From here is where the story seems to differ depending on who you ask.
For decades the legend told was that the “13-0” brand on the longhorn was altered by changing the “13” to a “B,” the dash to an “E” and somehow fitting a “V” in there to spell “BEVO.”
Jim Nicar, director of the Texas Exes UT Heritage Society, began researching the story in the spring of 2000 and found evidence that disputes the tale.
“I was just going to flesh out the story I thought was already true,” he said. “The brand was never changed. That other stuff is just a myth that popped up somewhere and people just kept repeating it and it became fact by way of the newspapers repeating and repeating.”
The December 1916 issue of the University of Texas alumni magazine, The Alcalde, gives a detailed recap of the Thanksgiving Day events. Within the article describing the halftime presentation of the steer it states “His name is Bevo. Long may he reign.”
“He was called Bevo in print two and a half months before he was branded,” Nicar said.
As the years pass, the steer is kept but forgotten after the United States enters World War I. Still costing the university 60 cents a day to keep the longhorn at a ranch near Austin, the Athletic Council makes a decision.
“Since they didn’t want to spend the money, they decided to make him the main course,” Nicar said.
On Jan. 20, 1920, more than 200 invited guests from the University of Texas and A&M College of Texas attend a banquet in Austin where Bevo was barbequed. During the celebration, speakers praise the renewed friendship and spirit between the two schools.
The February 1920 edition of the student published Longhorn Magazine describes the illustrious event and it’s no surprise what the Aggies were presented.
“It specifically says they gave the side of the hide with 13-0 to A&M,” Nicar said. “It doesn’t say we changed it to say Bevo or something like that or anything else.”
According to documents at the Cushing Memorial Library and Archives at Texas A&M, former university archivist Charles Schultz began to find if there was any truth to the myth in the summer of 1974.
In a letter written to Schultz from Hans Rothe, one of the six involved in the 1917 branding, he states “they did have the branding by blotting out the 13-0 brand into Bevo.” However, Schultz never found any evidence that suggests it was ever altered.

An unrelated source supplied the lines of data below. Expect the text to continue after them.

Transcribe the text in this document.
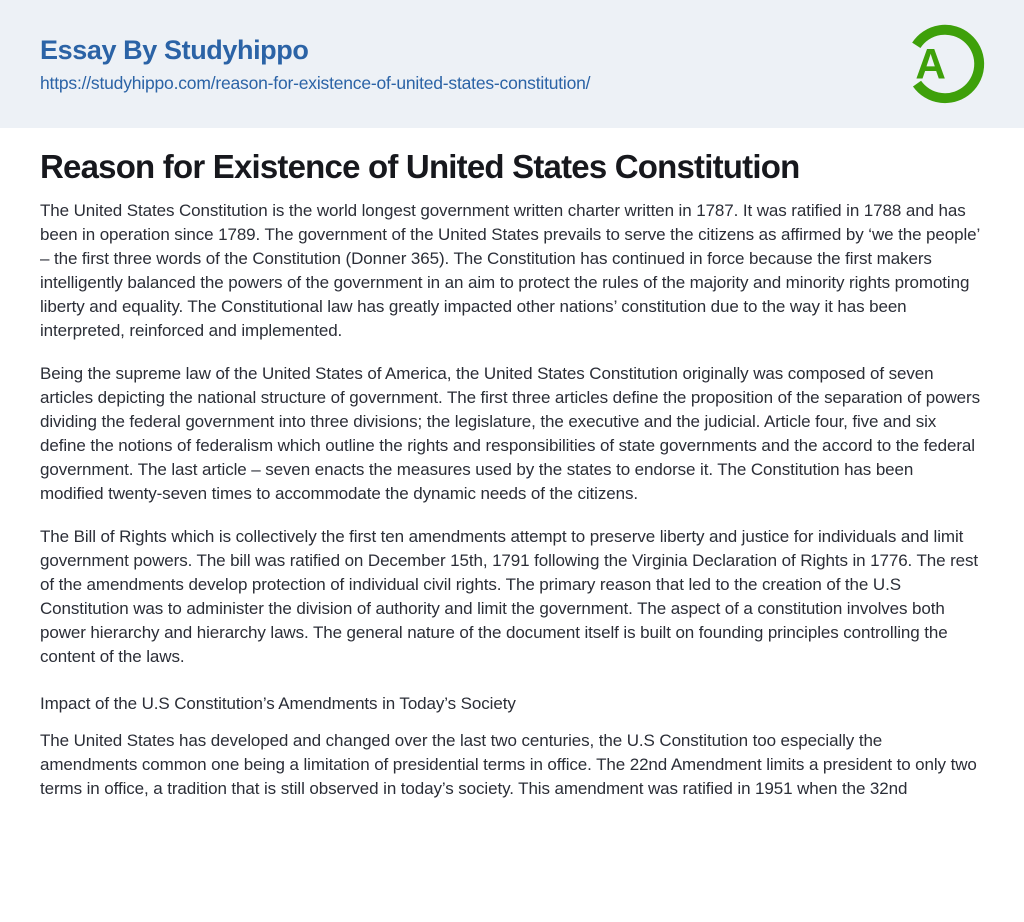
Essay By Studyhippo
https://studyhippo.com/reason-for-existence-of-united-states-constitution/	A
Reason for Existence of United States Constitution

The United States Constitution is the world longest government written charter written in 1787. It was ratified in 1788 and has been in operation since 1789. The government of the United States prevails to serve the citizens as affirmed by ‘we the people’ – the first three words of the Constitution (Donner 365). The Constitution has continued in force because the first makers intelligently balanced the powers of the government in an aim to protect the rules of the majority and minority rights promoting liberty and equality. The Constitutional law has greatly impacted other nations’ constitution due to the way it has been interpreted, reinforced and implemented.

Being the supreme law of the United States of America, the United States Constitution originally was composed of seven articles depicting the national structure of government. The first three articles define the proposition of the separation of powers dividing the federal government into three divisions; the legislature, the executive and the judicial. Article four, five and six define the notions of federalism which outline the rights and responsibilities of state governments and the accord to the federal government. The last article – seven enacts the measures used by the states to endorse it. The Constitution has been modified twenty-seven times to accommodate the dynamic needs of the citizens.

The Bill of Rights which is collectively the first ten amendments attempt to preserve liberty and justice for individuals and limit government powers. The bill was ratified on December 15th, 1791 following the Virginia Declaration of Rights in 1776. The rest of the amendments develop protection of individual civil rights. The primary reason that led to the creation of the U.S Constitution was to administer the division of authority and limit the government. The aspect of a constitution involves both power hierarchy and hierarchy laws. The general nature of the document itself is built on founding principles controlling the content of the laws.

Impact of the U.S Constitution’s Amendments in Today’s Society

The United States has developed and changed over the last two centuries, the U.S Constitution too especially the amendments common one being a limitation of presidential terms in office. The 22nd Amendment limits a president to only two terms in office, a tradition that is still observed in today’s society. This amendment was ratified in 1951 when the 32nd
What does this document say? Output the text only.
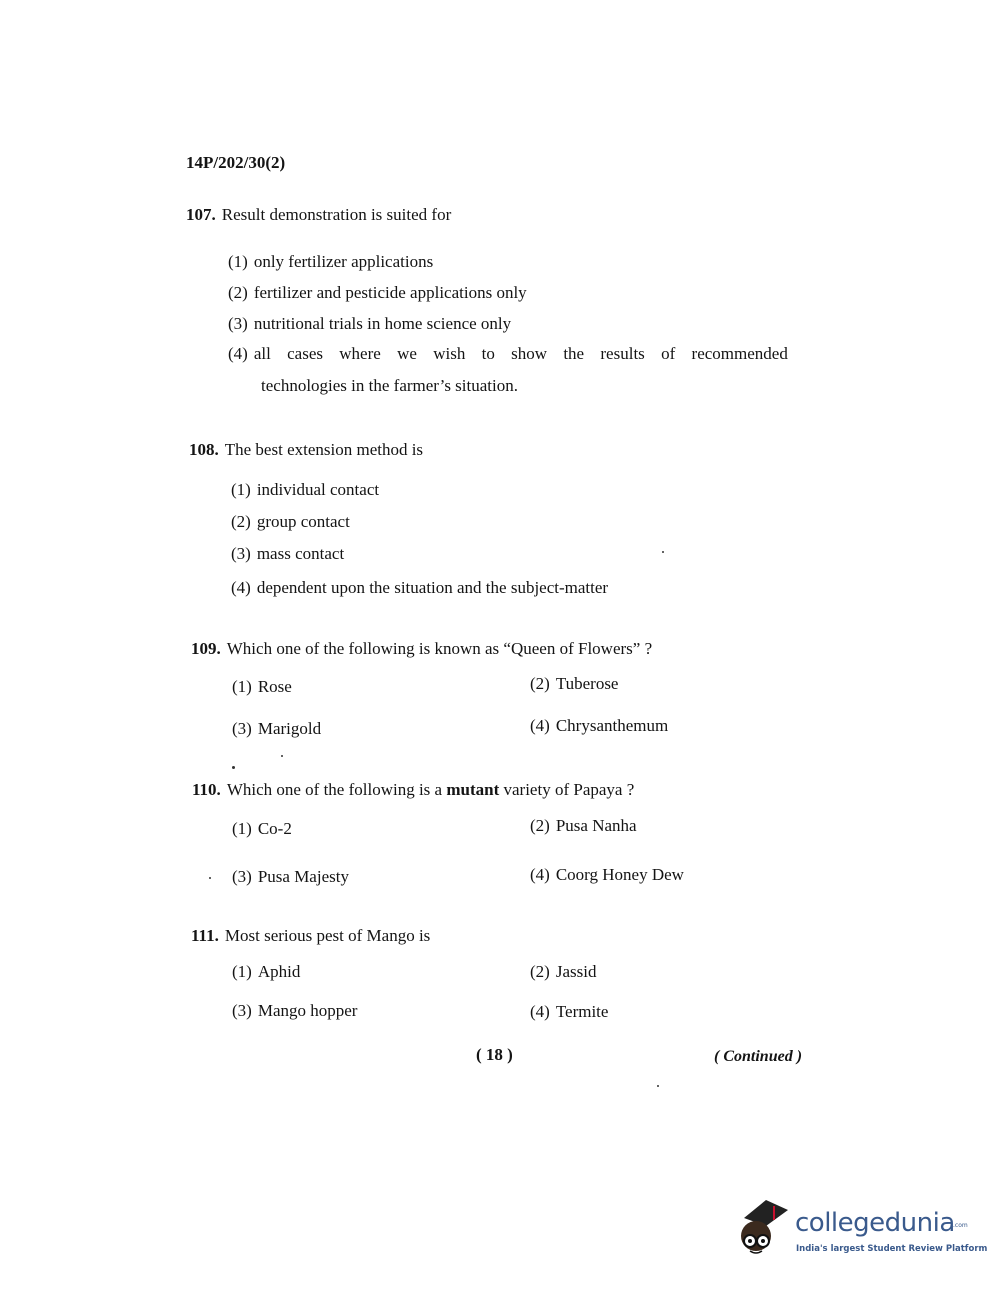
14P/202/30(2)
107. Result demonstration is suited for
(1) only fertilizer applications
(2) fertilizer and pesticide applications only
(3) nutritional trials in home science only
(4) all cases where we wish to show the results of recommended
technologies in the farmer’s situation.
108. The best extension method is
(1) individual contact
(2) group contact
(3) mass contact
(4) dependent upon the situation and the subject-matter
109. Which one of the following is known as “Queen of Flowers” ?
(1) Rose	(2) Tuberose
(3) Marigold	(4) Chrysanthemum
110. Which one of the following is a mutant variety of Papaya ?
(1) Co-2	(2) Pusa Nanha
(3) Pusa Majesty	(4) Coorg Honey Dew
111. Most serious pest of Mango is
(1) Aphid	(2) Jassid
(3) Mango hopper	(4) Termite
( 18 )	( Continued )
collegedunia
.com
India's largest Student Review Platform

“If you look into our own research at A&M, we knew a lot of the myth wasn’t true at least as early as the 1970s,” said Mary Manning, Texas A&M Assistant University Archivist. “Even after Charles Schultz wrote an article for the Texas Aggie (magazine) that the myth wasn’t true, it still continued.”
David Chapman, former director of the Cushing Memorial Library and Archives, worked alongside Shultz in researching the story more than 30 years ago.
“I’m very well convinced that the brand was not altered, at least at that time period,” Chapman said. “It’s clear the thing was named Bevo before it was ever branded.”
But if a re-branding never occurred, how did the myth begin and how did Bevo get his name?
The most common suggestion for the name is from a popular beverage sold at the time called “Bevo.” Nicar also believes it may have evolved from the term “beeve,” which means beef.
Archivists at Texas and Texas A&M have yet to discover any photograph or article during that time period that proves the brand was in fact altered. However, it seems that no matter how much evidence is revealed that challenges the myth, the story will continue to be told.
“I think that many more people (at Texas A&M) believe the myth than the documented evidence we have,” Chapman said. “It’s been told so many times and 90 percent of the people believe it.”
It’s not clear how or when the myth began, but the naming behind Bevo is just one of the dozens of tales passed down over generations at both universities.
“It’s a funny thing about those college myths, some people don’t want to change it,” Nicar said. “They like the story.”